# Aufteilung des Internet - Speeds?



## Lukas Stetter (10. Februar 2005)

hallo Leute!

ICh habe ein Problem:

Mein Bruder bekommt immer den vollen Internetspeed, das heißt öffnet er eine Seite habe ich fast gar nichts mehr, bis die Seite geöffnet ist. Auch bei onlinespielen hat er einen 50ger ping und ich einen 1000der Ping, obwohl wir gleichzeitig spielen.

Nun wollen wir ein paar upgrades kaufen:

insgesammt 3fachen upload und doppelten download

Nun will er aber immer mit 100 kbit downloaden, ich denke dass s für mich trotzdem nicht spielbar wird und ich trotzdem lange brauche um zu surfen, obwohl wir dann dreifachen upload hätten.

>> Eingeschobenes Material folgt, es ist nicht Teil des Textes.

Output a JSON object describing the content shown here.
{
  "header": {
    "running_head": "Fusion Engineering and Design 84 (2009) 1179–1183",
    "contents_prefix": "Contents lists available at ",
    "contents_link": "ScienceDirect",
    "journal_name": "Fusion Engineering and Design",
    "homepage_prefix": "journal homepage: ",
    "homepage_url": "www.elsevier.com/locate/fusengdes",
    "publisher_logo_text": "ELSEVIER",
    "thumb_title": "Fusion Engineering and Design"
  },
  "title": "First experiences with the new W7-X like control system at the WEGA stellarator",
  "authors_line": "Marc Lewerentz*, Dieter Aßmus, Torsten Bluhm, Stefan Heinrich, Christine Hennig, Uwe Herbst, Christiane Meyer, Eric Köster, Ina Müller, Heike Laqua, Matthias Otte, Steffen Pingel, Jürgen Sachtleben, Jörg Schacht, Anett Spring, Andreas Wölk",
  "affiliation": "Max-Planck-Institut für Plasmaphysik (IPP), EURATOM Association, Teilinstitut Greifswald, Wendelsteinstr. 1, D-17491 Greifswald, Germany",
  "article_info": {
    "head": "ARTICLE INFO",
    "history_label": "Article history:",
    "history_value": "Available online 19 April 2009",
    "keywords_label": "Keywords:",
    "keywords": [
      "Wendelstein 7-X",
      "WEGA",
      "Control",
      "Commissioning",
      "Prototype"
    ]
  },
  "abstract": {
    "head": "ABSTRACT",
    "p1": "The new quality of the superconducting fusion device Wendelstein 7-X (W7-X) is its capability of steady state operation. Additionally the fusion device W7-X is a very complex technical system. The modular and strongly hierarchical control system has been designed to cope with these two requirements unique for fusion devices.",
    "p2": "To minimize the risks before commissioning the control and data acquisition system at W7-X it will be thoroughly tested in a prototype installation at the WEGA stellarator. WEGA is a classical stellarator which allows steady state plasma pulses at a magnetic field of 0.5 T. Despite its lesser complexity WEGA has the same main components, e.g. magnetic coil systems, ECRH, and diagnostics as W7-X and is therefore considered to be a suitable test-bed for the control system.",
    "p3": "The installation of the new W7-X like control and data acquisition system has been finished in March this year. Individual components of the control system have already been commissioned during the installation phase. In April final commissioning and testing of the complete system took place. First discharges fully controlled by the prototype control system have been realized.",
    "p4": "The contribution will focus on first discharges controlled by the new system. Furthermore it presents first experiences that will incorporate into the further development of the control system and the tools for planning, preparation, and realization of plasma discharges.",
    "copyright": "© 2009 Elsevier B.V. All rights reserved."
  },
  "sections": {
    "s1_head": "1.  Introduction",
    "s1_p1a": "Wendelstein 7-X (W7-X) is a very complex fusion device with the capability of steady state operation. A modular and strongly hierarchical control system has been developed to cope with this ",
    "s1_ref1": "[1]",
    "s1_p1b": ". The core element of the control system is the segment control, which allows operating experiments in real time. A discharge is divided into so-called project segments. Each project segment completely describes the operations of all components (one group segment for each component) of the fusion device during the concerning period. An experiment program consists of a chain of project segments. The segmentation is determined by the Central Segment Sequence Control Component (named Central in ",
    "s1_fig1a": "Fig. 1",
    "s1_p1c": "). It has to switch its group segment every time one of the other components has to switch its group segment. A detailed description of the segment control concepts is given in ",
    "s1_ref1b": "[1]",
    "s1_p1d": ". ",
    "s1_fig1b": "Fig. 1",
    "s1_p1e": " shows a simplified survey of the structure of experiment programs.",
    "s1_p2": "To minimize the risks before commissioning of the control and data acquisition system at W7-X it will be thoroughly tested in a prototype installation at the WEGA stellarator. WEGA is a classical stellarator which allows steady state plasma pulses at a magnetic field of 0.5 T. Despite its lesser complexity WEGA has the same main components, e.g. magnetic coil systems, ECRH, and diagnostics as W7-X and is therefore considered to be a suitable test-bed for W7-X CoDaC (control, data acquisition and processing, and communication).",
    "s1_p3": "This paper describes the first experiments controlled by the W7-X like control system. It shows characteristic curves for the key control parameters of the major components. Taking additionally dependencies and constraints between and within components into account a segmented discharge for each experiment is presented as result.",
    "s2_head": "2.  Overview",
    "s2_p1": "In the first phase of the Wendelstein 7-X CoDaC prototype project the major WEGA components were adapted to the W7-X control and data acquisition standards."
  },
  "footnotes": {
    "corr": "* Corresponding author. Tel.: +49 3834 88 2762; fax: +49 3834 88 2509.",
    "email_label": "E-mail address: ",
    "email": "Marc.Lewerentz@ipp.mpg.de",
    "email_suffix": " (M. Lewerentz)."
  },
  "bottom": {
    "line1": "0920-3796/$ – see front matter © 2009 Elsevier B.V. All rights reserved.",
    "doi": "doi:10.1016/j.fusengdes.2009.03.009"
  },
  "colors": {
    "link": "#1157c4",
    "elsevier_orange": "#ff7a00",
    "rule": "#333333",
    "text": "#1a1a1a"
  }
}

Auch denke ich dass das oben genannte Problem weiterhin bestehen bleibt, öffnet er eine Seite bekommt er eben 3fachen Speed und ich nichts.

Im Moment haben wir normales DSL...ladet er mit 20 kbit sollte dies nichts ausmachen, aber ein Actionspiel ist bei mir trotzdem nicht drin im Internet...

Gibt es nun eine Möglichkeit den Speed aufzuteilen, also jeder die Hälfte und nur die kann er nutzen, auch wenn der andere PC aus ist

Ich hoffe ihr könnt mir helfen!

Gruß Lukas


----------